For documentation convention, I recommend the numpy docstring convention.

For example, if we have a module called dna.py that contains dna-manipulation code, it might look something like this:

"""
=================
nanoporter.dna.py
=================

This module contains functionality for manipulating DNA.  

"""

from typing import List, Protocol
from foo import Enzyme

class DNA(Protocol):
    """Represents a chain of nucleotide bases. 

    The DNA class is used to store information about biological data.
    """
    pass

def polymerase_chain_reaction(dna: DNA, enzyme: Enzyme, cycles=10) -> List[DNA]:
    """Performs a polymer chain reaction on some DNA, copying it a bunch of times.
    
    Parameters
    ----------
    dna : DNA
        The DNA to be sequenced and copied.
    enzyme : Enzyme
        The specific polymerase to use in the PCR reaction.
    cycles : int, optional
        The number of times to run the PCR, which will result in 2**cycles copies of DNA, by default 10.
    
    Returns
    -------
    List[DNA]
        A list of DNA copies synthesized from the original strand.
    """

How to write a TODO

On my previous teams, one rule that brought us great success was "For every TODO you write, create a corresponding GitHub Issue, and link it in the TODO".
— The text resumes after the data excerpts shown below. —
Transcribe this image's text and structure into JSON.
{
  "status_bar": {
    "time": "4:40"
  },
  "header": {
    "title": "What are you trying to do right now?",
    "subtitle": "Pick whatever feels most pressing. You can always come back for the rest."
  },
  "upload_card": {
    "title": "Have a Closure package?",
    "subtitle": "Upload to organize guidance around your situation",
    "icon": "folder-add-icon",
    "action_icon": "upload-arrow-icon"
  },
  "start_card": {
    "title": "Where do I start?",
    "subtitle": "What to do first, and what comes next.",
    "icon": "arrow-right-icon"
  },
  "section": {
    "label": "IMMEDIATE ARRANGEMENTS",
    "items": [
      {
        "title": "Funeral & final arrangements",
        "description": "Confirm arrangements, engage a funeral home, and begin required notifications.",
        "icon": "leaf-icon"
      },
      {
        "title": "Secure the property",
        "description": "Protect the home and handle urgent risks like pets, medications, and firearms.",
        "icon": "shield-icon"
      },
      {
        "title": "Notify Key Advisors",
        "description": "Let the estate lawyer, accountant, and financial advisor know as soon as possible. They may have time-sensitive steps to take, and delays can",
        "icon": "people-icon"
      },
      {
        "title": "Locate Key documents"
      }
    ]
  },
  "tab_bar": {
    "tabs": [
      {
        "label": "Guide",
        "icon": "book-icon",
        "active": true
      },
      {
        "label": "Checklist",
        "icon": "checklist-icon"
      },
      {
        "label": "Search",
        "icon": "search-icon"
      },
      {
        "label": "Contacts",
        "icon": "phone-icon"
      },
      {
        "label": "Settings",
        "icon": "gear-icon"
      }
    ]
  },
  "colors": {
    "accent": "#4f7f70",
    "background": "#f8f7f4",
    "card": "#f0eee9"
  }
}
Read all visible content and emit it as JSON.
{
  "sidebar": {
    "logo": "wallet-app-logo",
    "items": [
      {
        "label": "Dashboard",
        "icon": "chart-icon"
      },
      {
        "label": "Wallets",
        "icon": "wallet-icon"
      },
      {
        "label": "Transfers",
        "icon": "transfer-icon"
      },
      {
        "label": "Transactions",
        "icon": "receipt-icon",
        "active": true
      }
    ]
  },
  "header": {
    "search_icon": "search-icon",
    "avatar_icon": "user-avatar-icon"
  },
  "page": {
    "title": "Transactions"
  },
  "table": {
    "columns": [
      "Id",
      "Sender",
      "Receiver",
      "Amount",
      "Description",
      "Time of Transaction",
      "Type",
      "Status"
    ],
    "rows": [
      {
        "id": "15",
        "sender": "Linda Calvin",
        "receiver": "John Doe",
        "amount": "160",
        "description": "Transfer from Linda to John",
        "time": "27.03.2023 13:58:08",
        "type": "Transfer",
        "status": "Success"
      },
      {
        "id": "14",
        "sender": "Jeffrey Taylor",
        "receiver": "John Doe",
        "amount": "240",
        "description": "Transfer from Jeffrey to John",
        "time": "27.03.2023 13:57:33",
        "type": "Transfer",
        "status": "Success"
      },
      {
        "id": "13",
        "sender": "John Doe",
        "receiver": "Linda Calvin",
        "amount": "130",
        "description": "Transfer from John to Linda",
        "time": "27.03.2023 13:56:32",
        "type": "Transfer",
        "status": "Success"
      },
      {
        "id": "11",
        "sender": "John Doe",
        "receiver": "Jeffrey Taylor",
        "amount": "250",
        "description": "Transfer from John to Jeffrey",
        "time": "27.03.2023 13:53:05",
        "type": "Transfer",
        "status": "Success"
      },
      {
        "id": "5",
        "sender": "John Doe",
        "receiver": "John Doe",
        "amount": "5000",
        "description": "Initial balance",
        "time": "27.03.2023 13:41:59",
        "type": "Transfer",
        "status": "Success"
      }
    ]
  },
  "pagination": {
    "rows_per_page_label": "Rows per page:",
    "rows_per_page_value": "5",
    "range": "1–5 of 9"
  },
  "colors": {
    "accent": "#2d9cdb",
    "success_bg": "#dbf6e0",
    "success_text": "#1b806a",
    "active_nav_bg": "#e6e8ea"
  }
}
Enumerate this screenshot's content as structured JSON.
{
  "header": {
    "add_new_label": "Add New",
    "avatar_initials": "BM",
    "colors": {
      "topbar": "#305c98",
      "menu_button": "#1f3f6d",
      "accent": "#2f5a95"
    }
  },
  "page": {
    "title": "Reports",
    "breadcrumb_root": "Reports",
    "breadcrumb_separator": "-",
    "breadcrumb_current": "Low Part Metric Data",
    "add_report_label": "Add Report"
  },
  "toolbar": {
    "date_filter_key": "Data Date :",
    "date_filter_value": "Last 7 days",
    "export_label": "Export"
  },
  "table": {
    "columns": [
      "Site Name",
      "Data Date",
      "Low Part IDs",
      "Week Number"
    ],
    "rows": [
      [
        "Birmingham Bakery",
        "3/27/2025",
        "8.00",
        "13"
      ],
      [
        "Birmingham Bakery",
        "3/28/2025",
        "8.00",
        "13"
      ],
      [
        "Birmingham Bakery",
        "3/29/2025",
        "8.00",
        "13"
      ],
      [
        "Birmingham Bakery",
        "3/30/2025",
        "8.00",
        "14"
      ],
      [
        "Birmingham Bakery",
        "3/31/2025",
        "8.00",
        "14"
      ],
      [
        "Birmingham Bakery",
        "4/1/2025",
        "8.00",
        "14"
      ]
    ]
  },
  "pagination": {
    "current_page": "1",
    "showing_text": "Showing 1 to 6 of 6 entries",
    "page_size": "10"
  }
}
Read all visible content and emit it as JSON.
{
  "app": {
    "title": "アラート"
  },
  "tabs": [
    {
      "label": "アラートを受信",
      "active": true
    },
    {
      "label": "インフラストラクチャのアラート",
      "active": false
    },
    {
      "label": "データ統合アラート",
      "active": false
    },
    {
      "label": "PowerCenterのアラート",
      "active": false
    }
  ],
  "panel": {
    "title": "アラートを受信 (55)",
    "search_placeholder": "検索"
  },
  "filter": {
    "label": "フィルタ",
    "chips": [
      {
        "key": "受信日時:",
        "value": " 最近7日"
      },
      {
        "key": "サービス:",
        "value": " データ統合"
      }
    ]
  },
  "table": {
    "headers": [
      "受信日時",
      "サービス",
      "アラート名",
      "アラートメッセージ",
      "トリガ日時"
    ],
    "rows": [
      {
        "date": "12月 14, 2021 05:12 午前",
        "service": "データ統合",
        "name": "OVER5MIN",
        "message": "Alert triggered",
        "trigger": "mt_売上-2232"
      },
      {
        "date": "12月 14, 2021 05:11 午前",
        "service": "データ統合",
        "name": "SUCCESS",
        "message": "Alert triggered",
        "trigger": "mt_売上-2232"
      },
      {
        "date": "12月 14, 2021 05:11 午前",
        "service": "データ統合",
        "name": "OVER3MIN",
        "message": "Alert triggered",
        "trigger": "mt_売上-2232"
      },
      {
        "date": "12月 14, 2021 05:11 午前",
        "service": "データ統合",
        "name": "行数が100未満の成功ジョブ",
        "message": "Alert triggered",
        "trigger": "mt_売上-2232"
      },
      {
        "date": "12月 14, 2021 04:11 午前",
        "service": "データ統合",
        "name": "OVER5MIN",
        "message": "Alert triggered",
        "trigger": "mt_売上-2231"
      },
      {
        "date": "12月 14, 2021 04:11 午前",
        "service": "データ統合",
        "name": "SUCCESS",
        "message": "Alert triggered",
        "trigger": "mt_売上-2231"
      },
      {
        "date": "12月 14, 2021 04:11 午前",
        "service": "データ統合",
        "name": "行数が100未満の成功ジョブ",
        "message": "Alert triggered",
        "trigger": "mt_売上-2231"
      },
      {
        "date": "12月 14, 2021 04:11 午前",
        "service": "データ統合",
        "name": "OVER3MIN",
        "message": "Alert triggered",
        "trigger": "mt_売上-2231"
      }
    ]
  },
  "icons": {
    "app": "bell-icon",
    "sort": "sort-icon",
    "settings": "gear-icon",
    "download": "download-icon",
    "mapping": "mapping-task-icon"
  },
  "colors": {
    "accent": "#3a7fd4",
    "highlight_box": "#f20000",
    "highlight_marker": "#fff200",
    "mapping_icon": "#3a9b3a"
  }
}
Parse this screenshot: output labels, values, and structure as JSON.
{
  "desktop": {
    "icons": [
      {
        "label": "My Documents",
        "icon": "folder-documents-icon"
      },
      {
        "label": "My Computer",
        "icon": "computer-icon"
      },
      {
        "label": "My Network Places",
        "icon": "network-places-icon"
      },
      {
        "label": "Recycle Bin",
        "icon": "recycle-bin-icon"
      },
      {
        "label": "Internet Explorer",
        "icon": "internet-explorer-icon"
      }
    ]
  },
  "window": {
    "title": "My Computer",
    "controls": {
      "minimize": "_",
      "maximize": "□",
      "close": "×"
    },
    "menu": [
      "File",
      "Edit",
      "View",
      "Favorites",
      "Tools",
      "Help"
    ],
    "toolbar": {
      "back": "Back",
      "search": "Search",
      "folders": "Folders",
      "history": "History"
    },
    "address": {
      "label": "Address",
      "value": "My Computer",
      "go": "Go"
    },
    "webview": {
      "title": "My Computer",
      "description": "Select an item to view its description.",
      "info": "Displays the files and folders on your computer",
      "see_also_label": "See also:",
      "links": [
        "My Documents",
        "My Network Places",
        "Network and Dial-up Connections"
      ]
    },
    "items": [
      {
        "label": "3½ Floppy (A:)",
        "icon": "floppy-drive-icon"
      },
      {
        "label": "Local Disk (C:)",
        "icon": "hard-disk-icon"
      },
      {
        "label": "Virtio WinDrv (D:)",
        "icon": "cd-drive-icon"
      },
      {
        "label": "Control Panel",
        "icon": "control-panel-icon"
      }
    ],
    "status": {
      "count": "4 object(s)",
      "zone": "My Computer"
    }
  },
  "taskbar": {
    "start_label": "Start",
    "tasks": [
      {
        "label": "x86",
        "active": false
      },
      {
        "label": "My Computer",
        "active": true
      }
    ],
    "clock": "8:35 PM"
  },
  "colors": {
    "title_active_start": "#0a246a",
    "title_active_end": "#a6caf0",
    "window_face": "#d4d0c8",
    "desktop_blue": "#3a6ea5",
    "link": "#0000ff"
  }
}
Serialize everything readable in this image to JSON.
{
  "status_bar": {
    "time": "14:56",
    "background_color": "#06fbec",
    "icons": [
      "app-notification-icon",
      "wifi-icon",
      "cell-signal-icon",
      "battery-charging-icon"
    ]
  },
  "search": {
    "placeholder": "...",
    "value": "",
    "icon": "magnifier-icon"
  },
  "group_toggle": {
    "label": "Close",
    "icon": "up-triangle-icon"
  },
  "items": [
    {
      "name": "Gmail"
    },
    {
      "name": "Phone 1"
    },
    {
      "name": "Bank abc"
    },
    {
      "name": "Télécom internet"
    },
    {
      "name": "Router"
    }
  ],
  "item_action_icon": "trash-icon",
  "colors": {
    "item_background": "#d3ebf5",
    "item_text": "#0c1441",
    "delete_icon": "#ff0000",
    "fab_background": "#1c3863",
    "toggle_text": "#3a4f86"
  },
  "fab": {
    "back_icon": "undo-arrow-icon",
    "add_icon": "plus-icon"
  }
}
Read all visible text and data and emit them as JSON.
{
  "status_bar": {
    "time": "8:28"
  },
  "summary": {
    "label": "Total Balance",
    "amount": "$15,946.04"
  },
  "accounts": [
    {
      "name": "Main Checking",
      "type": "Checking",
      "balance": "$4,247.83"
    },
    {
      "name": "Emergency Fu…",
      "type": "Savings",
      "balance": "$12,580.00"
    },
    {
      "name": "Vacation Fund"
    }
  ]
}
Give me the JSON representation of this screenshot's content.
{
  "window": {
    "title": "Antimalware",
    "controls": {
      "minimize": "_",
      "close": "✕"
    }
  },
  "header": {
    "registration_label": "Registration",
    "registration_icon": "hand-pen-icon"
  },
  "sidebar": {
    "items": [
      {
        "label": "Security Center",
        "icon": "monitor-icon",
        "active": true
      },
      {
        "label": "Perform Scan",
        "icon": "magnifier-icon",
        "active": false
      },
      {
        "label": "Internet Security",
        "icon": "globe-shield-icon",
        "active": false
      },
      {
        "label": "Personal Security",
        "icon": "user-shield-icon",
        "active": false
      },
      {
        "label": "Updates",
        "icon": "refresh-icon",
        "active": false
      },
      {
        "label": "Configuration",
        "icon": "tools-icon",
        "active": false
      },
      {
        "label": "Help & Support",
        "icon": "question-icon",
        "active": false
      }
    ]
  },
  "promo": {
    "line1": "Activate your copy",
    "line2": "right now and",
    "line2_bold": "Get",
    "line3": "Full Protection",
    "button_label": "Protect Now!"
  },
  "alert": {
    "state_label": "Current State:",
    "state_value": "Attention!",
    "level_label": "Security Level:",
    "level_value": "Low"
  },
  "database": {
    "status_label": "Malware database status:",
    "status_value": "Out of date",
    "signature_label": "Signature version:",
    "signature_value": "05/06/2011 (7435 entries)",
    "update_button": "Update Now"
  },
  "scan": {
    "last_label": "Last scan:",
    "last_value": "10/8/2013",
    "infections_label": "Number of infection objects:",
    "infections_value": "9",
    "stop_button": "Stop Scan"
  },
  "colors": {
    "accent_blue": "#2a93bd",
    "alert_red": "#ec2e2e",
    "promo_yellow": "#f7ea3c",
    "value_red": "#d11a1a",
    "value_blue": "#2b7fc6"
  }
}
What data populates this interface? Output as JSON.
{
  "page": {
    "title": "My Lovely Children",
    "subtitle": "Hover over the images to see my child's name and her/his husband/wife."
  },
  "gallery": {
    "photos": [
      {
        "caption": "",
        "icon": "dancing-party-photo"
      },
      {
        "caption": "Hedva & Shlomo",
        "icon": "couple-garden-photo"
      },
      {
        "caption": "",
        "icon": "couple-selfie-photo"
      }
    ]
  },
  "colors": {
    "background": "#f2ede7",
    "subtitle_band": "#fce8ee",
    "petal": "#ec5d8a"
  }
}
Or, in a quasi-rhyming form:

For every TODO, file an Iss-ue

These TODOs take the form: "TODO: ${high-level description of what needs to be achieved}: ${URL to GitHub issue}"

For example, instead of:

def polymerase_chain_reaction(dna: DNA, enzyme: Enzyme, cycles=10) -> List[DNA]:
    dispense(enzyme)
    dna.unwind() # TODO: Improve DNA unwind
    dna.do_something_else()

It's preferred to have something like:

def polymerase_chain_reaction(dna: DNA, enzyme: Enzyme, cycles=10) -> List[DNA]:
    dispense(enzyme)
    dna.unwind() # TODO: Move the DNA unwind logic to the top of the function : https://github.com/uwmisl/NanoporeTERs/issues/1
    dna.do_something_else()

This approach provides a number of advantages:

  • Progress-tracking: TODOs alone don't provide any sense of progress or priority, but GitHub issues do 😃

  • Details: One can elaborate more in a GitHub issue more than in code comments. Tracking details in Issues also preserves history in a way that code TODOs alone cannot.

  • Collaboration: Easier for collaborators and people new to the project to understand what needs to change.